Prior to the passage of the Housing Stability and Tenant Protection Act (HSTPA), that window was four years before a fraud exemption became necessary. However, Part F of the 2019 law expanded that window to six years with the cushion that courts could further consider all rent history “reasonably necessary” to determine the legal rent.
But in 2020, landlords secured a major win before the New York Court of Appeals in a case called Regina, which found that if a tenant wanted to determine whether they had been overcharged prior to the passage of the HSTPA, they had to use the old methodology. According to the Regina decision, retroactively holding landlords liable for past actions violated their due process.
Kavanagh told City Limits that his goal is to clarify the law in Regina’s wake, rather than conflict with that decision: “Courts are trying to interpret what the legislature meant in light of Regina, and we thought it was a good opportunity to clarify,” he said.
The Kavanagh and Dinowitz bill aims to establish that tenants can use the HSTPA to determine what their legal rent is, even if they can’t use those broader parameters to allege that they were overcharged prior to the HSTPA’s passage in June 2019.

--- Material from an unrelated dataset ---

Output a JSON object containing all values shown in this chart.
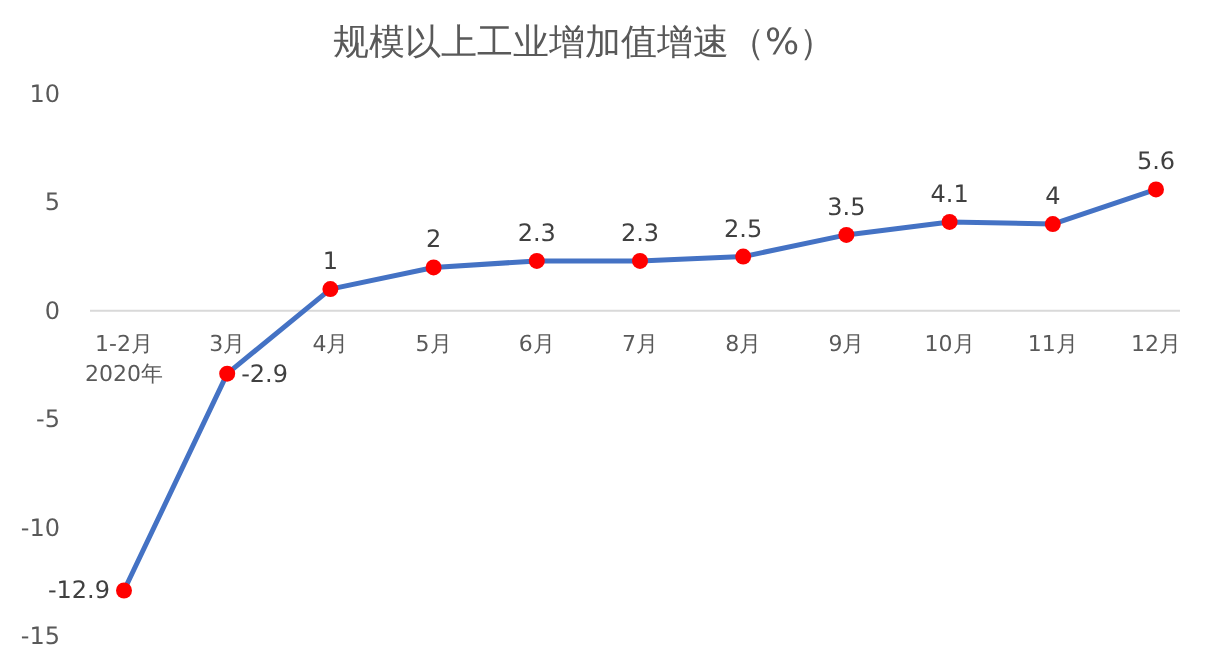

“This bill has nothing to do with a tenant getting money back,” said Davidson of Legal Aid. “But it does allow a court to determine—but for an illegal rent increase—what the rent should have been. And that would be the tenant’s rent going forward.”
Landlord attorneys and trade groups are strongly opposed to the language about rent setting in both bills, saying it would violate their due process rights, increase their exposure to overcharge claims, and prompt a slew of lawsuits challenging rents that will make it impossible for property owners to have any reliable sense of the rents they will be able to collect in the future.
“The economic life of buildings has at its foundation the rent roll and it has to be reliable,” wrote Olga Someras, general counsel of the Rent Stabilization Association, in an email to City Limits. “These bills essentially create a time machine that harms only owners.”
Nativ Winiarsky of Kucker Marino Winiarsky & Bittens LLP is one of several landlord attorneys who worked on Regina, and said that if the laws pass, court challenges will follow. He accused lawmakers of trying to be “cute” with the precedent set in that case and “really interfering with the separation of powers.”
But Cea Weaver, campaign coordinator with the statewide tenant coalition Housing Justice For All, said the legislature should not pass on a final opportunity to help renters this session.
“It’s completely unconscionable that they are letting another session pass without not even doing the basics,” Weaver said. “What is the excuse for inaction that says tenants shouldn’t be allowed to check if their landlords broke the law?”